Reading Intimately: Private Devotion in Medieval Manuscripts
A curatorial intervention by Ruth Mullett, Ph.D. candidate, Medieval Studies

This intervention comprises three manuscript fragments, all with vernacular components, dating from the thirteenth- to the fifteenth-century. Two of the manuscript fragments are written in Latin with French verse insertions. One is a woodcut image from a German printed text, Der Schatzbehalter. The manuscripts are brought together to challenge perspectives on medieval devotion: two undecorated manuscript fragments and a woodcut from a printed book are placed alongside, and equal to, the ornate objects already on display in the gallery. The viewer is asked to reassess their understanding of the ‘museum worthy’ display object.  The intervention represents a unique opportunity to view manuscript leaves that directly relate to Marian and Christological devotion alongside altarpieces and sculpture that do the same. The manuscripts introduce, however, an intimacy rarely represented in medieval galleries. The use of the vernacular for these devotions was deliberate; unlike the Latin of the main text, these lyrics were recorded in the owner’s native tongue.
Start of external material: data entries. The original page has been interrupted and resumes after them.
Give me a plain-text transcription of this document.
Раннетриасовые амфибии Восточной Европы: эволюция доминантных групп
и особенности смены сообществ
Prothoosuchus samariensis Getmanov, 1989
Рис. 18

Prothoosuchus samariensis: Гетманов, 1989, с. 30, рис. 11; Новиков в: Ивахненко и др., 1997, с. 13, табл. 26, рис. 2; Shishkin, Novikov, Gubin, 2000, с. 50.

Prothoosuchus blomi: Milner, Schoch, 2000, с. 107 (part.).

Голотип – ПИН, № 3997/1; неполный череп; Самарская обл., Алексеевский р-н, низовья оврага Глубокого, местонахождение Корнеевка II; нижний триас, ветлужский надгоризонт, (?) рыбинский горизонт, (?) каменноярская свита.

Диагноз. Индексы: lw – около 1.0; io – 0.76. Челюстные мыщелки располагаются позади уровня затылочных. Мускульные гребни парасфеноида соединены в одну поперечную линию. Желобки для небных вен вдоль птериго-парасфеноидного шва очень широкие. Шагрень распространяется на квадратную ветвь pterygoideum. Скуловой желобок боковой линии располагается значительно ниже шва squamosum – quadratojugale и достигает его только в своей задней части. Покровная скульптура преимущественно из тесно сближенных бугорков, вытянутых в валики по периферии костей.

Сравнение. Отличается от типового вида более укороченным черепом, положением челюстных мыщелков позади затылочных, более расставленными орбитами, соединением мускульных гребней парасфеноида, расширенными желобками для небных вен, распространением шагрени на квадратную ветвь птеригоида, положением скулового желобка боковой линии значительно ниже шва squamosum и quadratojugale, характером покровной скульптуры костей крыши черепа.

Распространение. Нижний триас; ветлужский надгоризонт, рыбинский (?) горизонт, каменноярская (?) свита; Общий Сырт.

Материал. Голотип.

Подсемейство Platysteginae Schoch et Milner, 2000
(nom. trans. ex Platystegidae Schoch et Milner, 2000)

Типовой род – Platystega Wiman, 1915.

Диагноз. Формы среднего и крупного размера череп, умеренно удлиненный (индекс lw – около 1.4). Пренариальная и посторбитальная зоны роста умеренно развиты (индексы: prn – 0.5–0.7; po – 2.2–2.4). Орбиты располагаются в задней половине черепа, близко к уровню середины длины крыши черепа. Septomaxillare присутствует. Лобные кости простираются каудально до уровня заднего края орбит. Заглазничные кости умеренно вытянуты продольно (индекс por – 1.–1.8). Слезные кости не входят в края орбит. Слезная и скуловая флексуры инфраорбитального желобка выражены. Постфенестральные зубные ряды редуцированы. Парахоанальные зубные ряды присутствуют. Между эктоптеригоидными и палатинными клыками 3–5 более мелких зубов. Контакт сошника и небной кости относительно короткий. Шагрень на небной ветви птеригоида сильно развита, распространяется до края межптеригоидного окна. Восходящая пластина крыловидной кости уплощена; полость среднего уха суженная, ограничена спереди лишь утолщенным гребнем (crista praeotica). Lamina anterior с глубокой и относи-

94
These pages would have been spoken aloud and meditated upon internally, and as such they represent a particularly personal form of devotion to Christ and Mary.  The intervention aims to embrace the sensory capacity of these book objects in ways that are related to their original devotional purpose. While it is not possible to handle and touch the manuscript objects, the aural component of recitation is highlighted. The visitor is encouraged to listen to, and to read along with, the contents of the manuscript leaves through audio recordings. Likewise, they are encouraged to gaze upon the woodcut, allowing the image to communicate independently from the text it was formerly contained within. The performative, sensory nature of the objects on display brings to the fore their original affective purpose and deepens our understanding of the complex interaction between the public and communal sphere in medieval Europe.